There is this interesting idea of the overlay data journal, which rather turns my last paragraph on its head; the data are the focus and the articles describe the data. Nucleic Acids Research Database Issue articles would be prime examples here in existing practice, although they tend to describe the dataset as a persistent context, rather than as the focus for some discovery. The OJIMS project described a proposed overlay journal in Meteorology; they produced a sample issue and a business analysis, but I’m not sure what happened then.

The best (and possibly only) example I know of the database-as-integral-part-of-article approach is Internet Archaeology, set up in 1996 (by the eLib programme!) as an exemplar for true internet-enabled publishing. 13 years later it's still going strong, but has rarely been emulated. Maybe what it provides does not give real advantages? Maybe it's too risky? Maybe it’s too hard to create such articles? Maybe scholarly publishing is just too blindly conservative? I don't know, but it would be good to explore in new areas.

Peter Murray-Rust has argued eloquently at the tragedy of data trapped and rendered useless in the text, tables and figures of articles. We would like to see articles semantically enriched so that these data can be extracted and processed. Encoded data points us to a few examples, such as the Shotton enhanced article described in Shotton et al 2009, and also to the Murray-Rust/Sefton TheoREM-ICE approach (although that was designed for theses, I think). I think the key here is the lack of authoring tools. It is still rather difficult to actually do this stuff, eg to write an article that contains meaningful semantic content. The Shotton target article was marked up by hand, with support from one of the authors of the W3C SKOS standard, ie an expert! The chemists having been working on tools for their community, both the ICE example, and also MS Chem4Word, maybe ChemMantis, etc.

This last paragraph also points us towards the thesis area; I think this is one that Librarians really ought to be interested in tackling. What is the acceptable modern equivalent to the old (but never really acceptable) practice of tucking disks into a pocket inside the back cover of a thesis?
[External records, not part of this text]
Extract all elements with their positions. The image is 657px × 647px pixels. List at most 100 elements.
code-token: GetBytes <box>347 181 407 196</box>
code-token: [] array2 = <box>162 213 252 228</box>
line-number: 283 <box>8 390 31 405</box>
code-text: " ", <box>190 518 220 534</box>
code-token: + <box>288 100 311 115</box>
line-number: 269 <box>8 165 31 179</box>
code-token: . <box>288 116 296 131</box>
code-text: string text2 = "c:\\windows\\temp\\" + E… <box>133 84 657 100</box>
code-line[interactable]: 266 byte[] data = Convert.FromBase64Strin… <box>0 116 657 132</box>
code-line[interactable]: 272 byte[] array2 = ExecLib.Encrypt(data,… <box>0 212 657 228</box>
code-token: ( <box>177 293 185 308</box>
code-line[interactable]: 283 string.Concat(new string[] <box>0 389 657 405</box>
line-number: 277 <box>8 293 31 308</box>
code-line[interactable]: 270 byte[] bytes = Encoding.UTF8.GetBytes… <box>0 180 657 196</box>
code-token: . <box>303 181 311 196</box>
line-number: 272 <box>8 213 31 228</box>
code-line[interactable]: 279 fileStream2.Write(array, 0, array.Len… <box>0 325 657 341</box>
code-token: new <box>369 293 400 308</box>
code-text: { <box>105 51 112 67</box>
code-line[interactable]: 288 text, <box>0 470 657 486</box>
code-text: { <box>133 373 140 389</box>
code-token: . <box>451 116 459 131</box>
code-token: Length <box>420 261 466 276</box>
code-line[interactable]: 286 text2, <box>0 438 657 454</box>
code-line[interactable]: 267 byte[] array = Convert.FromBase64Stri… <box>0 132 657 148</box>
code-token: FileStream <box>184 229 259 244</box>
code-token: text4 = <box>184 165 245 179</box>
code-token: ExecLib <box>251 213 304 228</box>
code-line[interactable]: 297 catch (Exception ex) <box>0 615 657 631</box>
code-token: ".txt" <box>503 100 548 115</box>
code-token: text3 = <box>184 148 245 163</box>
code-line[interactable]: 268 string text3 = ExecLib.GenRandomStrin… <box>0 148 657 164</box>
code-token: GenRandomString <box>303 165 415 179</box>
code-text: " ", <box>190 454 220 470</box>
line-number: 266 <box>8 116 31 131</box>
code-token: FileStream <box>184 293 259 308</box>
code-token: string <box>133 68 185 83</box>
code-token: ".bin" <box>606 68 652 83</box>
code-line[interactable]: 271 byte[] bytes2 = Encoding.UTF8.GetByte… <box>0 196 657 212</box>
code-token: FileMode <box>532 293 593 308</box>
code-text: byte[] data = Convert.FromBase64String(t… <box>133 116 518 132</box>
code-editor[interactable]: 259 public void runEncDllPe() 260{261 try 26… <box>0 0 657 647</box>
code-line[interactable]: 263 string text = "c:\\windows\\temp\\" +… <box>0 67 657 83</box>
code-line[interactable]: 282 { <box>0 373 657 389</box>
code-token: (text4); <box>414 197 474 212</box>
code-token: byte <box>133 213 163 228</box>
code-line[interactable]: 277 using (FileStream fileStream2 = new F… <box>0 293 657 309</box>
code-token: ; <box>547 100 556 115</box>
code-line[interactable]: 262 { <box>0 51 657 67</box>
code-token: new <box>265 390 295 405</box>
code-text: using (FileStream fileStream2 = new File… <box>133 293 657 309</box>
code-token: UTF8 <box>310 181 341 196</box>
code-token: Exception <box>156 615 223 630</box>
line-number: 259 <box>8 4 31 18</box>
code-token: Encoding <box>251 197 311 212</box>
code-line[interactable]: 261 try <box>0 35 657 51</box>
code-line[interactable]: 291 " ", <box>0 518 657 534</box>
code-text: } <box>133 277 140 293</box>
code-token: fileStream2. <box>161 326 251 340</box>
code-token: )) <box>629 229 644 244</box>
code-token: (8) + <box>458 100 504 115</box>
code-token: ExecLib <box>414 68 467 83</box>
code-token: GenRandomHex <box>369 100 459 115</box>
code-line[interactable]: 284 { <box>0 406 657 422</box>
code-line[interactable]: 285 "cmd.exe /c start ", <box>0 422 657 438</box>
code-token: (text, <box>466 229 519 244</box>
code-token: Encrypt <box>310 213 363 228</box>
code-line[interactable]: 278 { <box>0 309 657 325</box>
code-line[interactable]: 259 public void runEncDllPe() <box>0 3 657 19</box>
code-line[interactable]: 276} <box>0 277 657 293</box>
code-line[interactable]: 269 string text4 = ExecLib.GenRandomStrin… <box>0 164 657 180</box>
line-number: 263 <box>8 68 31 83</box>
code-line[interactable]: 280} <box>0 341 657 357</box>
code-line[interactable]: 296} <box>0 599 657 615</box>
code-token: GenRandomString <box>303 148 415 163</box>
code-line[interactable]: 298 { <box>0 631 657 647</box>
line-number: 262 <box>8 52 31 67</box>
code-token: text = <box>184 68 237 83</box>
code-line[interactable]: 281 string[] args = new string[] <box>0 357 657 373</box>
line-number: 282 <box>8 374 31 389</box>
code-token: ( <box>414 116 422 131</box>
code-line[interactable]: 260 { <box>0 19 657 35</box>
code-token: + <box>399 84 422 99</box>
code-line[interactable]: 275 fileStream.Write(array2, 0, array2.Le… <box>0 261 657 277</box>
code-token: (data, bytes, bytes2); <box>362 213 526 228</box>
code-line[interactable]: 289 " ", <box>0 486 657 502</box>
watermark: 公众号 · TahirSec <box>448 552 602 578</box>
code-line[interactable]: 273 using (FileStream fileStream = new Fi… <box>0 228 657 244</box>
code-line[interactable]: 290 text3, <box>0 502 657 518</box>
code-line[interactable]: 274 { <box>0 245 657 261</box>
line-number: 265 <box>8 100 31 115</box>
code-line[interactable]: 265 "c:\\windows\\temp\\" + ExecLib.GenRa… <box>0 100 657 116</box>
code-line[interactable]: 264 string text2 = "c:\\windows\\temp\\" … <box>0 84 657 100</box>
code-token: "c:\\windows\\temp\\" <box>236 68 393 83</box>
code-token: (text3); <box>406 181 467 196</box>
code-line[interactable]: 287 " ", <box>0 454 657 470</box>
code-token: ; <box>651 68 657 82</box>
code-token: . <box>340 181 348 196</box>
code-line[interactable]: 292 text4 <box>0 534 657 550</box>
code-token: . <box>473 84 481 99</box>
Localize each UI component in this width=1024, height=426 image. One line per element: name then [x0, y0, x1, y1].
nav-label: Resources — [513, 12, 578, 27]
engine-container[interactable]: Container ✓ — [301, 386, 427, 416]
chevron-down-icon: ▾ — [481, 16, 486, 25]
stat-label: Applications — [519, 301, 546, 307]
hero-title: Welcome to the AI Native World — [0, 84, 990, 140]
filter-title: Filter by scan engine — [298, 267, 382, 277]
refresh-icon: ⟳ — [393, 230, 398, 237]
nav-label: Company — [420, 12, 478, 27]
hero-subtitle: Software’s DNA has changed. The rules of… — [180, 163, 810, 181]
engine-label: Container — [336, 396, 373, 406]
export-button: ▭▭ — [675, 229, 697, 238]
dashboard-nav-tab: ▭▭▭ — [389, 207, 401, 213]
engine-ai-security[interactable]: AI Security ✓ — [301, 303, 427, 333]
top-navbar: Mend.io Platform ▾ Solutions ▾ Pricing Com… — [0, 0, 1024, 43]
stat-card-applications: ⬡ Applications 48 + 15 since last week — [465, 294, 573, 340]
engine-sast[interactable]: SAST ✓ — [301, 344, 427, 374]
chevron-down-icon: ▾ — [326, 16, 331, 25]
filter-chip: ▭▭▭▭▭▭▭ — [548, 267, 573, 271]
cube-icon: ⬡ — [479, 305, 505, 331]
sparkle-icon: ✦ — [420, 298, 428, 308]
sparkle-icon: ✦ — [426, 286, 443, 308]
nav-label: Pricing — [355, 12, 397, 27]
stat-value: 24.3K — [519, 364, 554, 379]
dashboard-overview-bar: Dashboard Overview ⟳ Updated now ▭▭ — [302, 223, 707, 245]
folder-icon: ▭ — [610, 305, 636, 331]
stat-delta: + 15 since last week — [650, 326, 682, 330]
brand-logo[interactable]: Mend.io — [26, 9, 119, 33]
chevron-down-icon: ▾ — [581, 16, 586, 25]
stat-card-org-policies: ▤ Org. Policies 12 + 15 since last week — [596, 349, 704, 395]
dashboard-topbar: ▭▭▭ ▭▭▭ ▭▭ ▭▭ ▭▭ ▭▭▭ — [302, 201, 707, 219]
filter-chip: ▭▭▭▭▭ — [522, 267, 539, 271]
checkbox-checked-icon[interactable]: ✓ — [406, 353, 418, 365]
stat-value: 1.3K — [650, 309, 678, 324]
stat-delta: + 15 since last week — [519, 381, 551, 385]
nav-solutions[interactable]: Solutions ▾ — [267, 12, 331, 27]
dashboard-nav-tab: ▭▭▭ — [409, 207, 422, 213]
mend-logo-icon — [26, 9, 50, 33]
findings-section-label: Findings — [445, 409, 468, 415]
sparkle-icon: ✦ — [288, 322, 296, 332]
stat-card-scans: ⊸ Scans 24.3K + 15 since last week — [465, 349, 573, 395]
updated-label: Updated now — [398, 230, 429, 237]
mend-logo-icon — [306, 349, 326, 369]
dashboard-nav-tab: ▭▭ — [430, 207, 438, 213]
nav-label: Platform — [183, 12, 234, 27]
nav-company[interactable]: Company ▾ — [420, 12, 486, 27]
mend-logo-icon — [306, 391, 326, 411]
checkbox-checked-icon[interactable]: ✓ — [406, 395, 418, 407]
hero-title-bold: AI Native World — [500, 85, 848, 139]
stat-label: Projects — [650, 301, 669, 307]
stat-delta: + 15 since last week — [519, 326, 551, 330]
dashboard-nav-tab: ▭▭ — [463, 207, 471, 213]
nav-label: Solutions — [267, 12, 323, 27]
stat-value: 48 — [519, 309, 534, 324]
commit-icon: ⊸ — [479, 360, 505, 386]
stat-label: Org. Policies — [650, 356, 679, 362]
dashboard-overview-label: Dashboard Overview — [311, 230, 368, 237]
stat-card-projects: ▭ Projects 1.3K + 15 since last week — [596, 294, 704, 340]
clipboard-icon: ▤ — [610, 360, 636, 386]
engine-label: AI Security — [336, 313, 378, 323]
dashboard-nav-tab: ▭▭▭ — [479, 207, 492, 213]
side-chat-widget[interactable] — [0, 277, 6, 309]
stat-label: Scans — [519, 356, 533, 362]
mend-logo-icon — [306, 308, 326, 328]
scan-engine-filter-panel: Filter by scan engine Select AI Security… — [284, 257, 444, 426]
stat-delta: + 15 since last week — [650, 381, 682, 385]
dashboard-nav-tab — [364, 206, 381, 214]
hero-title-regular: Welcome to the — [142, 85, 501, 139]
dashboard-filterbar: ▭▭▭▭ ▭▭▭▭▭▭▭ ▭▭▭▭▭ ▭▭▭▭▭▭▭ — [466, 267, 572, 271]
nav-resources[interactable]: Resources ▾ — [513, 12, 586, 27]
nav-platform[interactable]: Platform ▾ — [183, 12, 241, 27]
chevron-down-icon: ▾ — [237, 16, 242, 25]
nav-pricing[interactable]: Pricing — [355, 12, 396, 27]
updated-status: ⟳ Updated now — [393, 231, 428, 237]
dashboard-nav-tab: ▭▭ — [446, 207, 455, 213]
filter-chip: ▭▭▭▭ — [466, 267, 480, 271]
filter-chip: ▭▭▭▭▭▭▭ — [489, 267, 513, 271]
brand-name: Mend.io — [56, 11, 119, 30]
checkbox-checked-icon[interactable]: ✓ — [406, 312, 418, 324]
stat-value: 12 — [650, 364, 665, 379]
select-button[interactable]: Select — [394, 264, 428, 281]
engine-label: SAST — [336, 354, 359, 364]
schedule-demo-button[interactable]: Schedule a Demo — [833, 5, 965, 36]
Many universities are now accepting theses in digital form; we need some good practice in how to deal with their associated data.

So, we seem to be quite a way from universal good practice in associating data with our research articles.

Shotton, D., Portwin, K., Klyne, G., & Miles, A. (2009). Adventures in semantic publishing: exemplar semantic enhancements of a research article. PLoS Computational Biology, 5(4). doi: 10.1371/journal.pcbi.1000361.

Friday 13 November 2009

5th International Digital Curation Conference : Register Now!

Hear ye, hear ye! [Shameless promotion here, but with useful information embedded!]

Time to register for this premier curation event, coming up in London, in the first week in December. We have a great programme this year, with Douglas Kell, head of BBSRC as the opening Keynote, and Timo Hannay of Nature as the closing keynote. In between we have perspectives on scale from US viewpoints, particularly the two large NSF-funded Datanet projects, and from the UK with reports linked to neurosciences and social simulation.

In the first afternoon we have our popular Minute Madness, followed by the Community Space: part of the conference shaped by you, plus a symposium on citizen science.

The second day has a wide range of interesting papers. Do you want to know how curation is being tackled in some US universities? The implications of Chronopolis or CASPAR? What those Australians are doing in data curation? How to preserve software, or to do emulation a bit better? What metadata might be appropriate for scientific datasets, or how to extract metadata from resources better? What are the information requirements of Life Sciences, or the Arts and Humanities? How to curate a database that’s constantly changing? Then come to Kensington in December!

Nearly forgot to mention the pre-conference workshops, some of which deserve blog posts of their own.